R.I.P. Marco Simoncelli (1987-2011)

It’s been a bad month for motor sport - it can be such a cruel sport at times. On 16th October Dan Wheldon, a British IndyCar driver died from injuries sustained in a horrific multi-car pile-up at the Las Vegas Motor Speedway. Dan was the 2005 IndyCar World Champion and won the Indy 500 that year and again this year. He was 33 years old.

Then on Sunday 23rd October I sat working on my computer with the television on, aiming to watch and enjoy the MotoGP at Sepang in Malaysia. After four minutes the race was red flagged. I’d watched but like any sports fan I had not enjoyed. Marco Simoncelli – my favourite rider after Valentino Rossi – had been involved in the most unpleasant motorcycling crash I have ever seen. It was apparent from the second it happened that this was the sort of accident of which nightmares are made. The re-start of the race was delayed and then further delayed and finally cancelled as the news came through that Marco had died of his injuries. It was the first fatality in MotoGP since Japan's Daijiro Kato crashed at the 2003 Japanese Grand Prix.


Simoncelli, from Emilia-Romagna in central Italy, rode motorbikes from the age of seven, taking the Italian Minimoto title at 12. In 2008 he won the 250cc world championship with Gilera before finishing eighth in his debut MotoGP season with Honda last year. Last week in Australia he finished second and he was sixth in the championship.
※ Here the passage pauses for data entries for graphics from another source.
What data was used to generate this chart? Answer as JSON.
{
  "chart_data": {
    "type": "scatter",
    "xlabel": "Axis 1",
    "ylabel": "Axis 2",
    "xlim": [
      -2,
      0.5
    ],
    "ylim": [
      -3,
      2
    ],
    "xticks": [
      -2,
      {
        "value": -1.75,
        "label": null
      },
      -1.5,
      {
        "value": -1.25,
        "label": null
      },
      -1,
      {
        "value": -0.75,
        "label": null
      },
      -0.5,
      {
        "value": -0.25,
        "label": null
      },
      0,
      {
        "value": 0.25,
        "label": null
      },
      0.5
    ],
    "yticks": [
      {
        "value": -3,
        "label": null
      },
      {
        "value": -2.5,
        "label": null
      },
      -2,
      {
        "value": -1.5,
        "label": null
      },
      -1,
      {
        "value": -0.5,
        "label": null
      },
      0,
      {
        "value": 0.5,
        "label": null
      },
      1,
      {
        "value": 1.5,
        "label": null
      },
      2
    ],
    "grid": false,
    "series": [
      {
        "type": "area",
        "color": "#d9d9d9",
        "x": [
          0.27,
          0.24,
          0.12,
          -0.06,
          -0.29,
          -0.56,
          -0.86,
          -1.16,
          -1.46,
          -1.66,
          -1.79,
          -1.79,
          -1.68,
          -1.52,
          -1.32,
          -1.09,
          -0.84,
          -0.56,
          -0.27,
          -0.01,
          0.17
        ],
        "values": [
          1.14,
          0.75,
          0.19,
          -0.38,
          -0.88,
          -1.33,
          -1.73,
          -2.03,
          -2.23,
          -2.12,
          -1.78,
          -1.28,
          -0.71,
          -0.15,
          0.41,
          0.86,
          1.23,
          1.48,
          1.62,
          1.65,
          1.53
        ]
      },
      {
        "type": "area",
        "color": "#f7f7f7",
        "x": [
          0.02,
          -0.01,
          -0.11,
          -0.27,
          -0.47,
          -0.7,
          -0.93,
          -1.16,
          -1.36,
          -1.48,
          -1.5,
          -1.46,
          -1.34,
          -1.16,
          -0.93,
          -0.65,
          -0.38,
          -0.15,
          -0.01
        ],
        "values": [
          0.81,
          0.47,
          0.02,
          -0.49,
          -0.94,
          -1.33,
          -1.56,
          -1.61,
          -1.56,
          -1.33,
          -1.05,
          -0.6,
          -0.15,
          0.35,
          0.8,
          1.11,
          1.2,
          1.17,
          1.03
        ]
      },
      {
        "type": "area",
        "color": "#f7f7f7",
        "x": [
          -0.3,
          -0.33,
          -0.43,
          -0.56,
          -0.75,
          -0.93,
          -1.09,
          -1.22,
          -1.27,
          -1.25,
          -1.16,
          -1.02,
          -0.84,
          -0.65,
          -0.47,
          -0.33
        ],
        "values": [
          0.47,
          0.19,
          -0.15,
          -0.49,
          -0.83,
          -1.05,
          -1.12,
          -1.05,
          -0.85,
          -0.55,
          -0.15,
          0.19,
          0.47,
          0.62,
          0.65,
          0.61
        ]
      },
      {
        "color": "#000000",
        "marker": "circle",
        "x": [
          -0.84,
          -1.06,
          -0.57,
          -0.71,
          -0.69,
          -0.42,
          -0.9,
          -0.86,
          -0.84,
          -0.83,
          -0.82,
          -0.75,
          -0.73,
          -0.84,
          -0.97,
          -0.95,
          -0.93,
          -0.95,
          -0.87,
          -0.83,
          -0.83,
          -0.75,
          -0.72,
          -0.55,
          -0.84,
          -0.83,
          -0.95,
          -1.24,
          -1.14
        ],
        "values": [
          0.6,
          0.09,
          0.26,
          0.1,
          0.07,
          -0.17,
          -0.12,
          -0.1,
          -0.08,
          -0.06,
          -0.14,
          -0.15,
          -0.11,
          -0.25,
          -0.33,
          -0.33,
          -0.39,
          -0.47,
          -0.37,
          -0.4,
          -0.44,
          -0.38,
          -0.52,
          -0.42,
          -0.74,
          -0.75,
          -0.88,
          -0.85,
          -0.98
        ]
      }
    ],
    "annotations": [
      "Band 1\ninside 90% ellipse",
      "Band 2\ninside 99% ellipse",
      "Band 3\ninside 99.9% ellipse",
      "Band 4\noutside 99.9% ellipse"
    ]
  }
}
Popular with fans thanks to his good looks, Jimi Hendrix T-shirts and wild hair, Simoncelli's enthusiasm for motorsport – he once said he would race for free or even pay to do to it – won him friends including his fellow Italian rider Rossi, who was in tears at the track in the long minutes before the announcement of his compatriot's death. Marco loved racing and the fans loved him. It was bad day.

Nothing will console his family but in the long run it may be possible to look back and say that he died doing something he loved and his name will live on with the fans.